My son, Tyler Beale was diagnosed with Autism in November of 2015 and started Occupational and Speech Therapy straight away. Tyler’s OT requested me to take photographs of specific daily activities and places that we visited frequently. I was instructed on how to use the visual supports to assist with communication. Our OT supplied me with visuals made from her photographs and I made additional visuals at home using 6x4 photographs. I purchased a basic A4 laminator and sheets for less then $50!

 

Tyler playing a gameTyler in his cowboy hat

                      Pictures: Tyler playing a game on his Ipad and Tyler wearing his cowboy hat

Tyler used to get very anxious travelling in the car and upon arrival. To minimise his stress, I give him a laminated visual photograph of the place we are going to. In addition, I use the same verbal cues, such as, nanas place, preschool or shopping. Tyler holds onto the laminated photographs while travelling in the car. This gives him time to process the information and prepare for it.

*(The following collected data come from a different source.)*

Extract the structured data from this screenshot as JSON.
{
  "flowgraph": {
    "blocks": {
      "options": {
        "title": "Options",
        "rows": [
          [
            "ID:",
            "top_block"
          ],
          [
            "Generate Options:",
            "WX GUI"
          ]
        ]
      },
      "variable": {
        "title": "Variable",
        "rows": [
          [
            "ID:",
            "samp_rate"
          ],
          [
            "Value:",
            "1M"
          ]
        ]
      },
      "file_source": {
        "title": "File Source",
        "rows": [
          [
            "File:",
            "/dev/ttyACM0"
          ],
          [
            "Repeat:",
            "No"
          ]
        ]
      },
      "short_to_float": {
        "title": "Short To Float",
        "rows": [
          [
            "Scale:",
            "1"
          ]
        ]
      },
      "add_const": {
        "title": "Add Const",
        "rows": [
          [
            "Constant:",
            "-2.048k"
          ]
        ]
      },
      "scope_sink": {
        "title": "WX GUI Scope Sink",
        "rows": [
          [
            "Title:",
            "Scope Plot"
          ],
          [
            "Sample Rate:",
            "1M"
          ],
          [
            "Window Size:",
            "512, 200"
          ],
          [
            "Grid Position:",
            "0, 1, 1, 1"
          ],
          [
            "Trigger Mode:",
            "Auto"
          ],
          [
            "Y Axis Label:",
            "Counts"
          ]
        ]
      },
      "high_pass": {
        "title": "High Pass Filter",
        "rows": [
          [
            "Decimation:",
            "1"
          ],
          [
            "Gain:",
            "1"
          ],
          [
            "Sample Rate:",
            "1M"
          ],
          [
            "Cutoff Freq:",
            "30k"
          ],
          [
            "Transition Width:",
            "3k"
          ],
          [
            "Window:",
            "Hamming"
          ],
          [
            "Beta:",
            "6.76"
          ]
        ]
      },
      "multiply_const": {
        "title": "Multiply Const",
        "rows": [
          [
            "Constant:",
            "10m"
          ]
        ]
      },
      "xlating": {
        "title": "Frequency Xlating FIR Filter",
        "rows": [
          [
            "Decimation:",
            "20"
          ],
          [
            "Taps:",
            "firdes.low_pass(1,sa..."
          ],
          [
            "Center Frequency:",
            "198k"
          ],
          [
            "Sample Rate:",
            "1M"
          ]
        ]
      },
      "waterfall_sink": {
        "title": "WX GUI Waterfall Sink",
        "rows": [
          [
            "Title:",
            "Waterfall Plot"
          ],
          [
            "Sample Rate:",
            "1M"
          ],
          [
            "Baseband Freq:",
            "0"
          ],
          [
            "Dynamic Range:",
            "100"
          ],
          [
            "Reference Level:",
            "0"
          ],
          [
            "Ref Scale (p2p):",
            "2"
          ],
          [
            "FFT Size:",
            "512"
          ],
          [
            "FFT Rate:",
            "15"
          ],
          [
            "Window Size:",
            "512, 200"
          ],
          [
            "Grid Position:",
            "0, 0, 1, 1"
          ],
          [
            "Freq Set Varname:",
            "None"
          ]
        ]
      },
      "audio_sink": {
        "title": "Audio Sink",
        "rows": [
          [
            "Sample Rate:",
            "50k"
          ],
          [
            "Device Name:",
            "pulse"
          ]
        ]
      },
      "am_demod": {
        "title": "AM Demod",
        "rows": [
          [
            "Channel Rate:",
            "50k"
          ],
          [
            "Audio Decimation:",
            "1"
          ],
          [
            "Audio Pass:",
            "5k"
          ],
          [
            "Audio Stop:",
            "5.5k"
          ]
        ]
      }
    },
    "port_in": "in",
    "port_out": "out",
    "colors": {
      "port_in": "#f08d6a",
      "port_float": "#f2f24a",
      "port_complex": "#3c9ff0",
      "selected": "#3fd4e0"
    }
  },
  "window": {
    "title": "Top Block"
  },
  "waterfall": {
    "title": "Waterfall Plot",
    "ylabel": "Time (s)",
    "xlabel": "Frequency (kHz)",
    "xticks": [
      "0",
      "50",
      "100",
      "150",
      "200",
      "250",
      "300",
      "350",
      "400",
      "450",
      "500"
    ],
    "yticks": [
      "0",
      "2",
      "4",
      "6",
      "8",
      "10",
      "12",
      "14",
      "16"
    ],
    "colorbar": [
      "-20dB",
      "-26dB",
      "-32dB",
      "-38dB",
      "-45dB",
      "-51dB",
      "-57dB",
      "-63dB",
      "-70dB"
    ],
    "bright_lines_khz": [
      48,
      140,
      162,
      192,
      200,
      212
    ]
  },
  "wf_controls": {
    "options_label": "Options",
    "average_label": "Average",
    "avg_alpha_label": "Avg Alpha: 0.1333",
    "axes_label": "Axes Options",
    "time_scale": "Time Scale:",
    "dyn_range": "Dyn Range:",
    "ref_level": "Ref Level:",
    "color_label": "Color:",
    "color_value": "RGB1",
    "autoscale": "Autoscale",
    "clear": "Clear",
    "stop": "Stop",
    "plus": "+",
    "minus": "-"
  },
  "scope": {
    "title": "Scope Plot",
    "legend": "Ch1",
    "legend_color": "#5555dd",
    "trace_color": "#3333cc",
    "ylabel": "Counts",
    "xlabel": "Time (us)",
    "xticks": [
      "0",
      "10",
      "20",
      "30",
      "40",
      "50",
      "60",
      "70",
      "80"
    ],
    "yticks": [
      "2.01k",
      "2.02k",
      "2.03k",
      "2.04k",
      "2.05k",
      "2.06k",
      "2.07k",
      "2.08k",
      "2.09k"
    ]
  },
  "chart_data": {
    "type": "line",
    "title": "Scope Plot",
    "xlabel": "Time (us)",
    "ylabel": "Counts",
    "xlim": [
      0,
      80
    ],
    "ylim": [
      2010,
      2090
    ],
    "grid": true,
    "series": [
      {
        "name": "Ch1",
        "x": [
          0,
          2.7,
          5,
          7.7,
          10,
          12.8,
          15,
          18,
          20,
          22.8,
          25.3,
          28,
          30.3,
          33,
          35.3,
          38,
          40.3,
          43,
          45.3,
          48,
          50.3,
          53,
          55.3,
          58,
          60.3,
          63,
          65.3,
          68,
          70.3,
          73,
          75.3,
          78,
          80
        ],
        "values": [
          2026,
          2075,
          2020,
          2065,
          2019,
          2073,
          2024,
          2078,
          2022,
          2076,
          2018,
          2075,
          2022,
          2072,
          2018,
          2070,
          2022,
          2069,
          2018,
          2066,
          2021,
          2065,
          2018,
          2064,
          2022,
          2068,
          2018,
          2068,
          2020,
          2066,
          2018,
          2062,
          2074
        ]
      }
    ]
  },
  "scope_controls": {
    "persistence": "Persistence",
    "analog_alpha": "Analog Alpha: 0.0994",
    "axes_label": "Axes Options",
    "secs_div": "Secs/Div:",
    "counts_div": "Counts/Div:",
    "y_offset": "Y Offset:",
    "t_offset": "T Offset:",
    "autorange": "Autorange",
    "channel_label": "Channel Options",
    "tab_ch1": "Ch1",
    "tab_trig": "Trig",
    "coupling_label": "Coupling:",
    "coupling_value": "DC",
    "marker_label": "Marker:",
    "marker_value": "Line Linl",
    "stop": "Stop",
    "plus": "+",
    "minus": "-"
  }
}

                           Picture: Laminated cards of daily activities and places that Tyler visits.

Tyler also uses the visuals to communicate with mum and dad about where he would like to go. He has responded very well to the visual aids and it has lead to a significant reduction in stress, anxiety and meltdowns!

Meet the Author:

Linda and her three boys

Linda Marie Beale, is a Hydrotherapist, massage therapist, exercise physiologist and the proud mother of 3 beautiful boys. Tyler, her youngest son, was diagnosed with Autism, global development delay and sensory processing disorder in November of 2015. Linda spends almost 30 hours a week working with her son and doing various activities that help his speech and motor skills. Linda documents her and Tyler’s journey on her Instagram page tylers_autism_journey! Follow her for some great tips and some adorable pictures.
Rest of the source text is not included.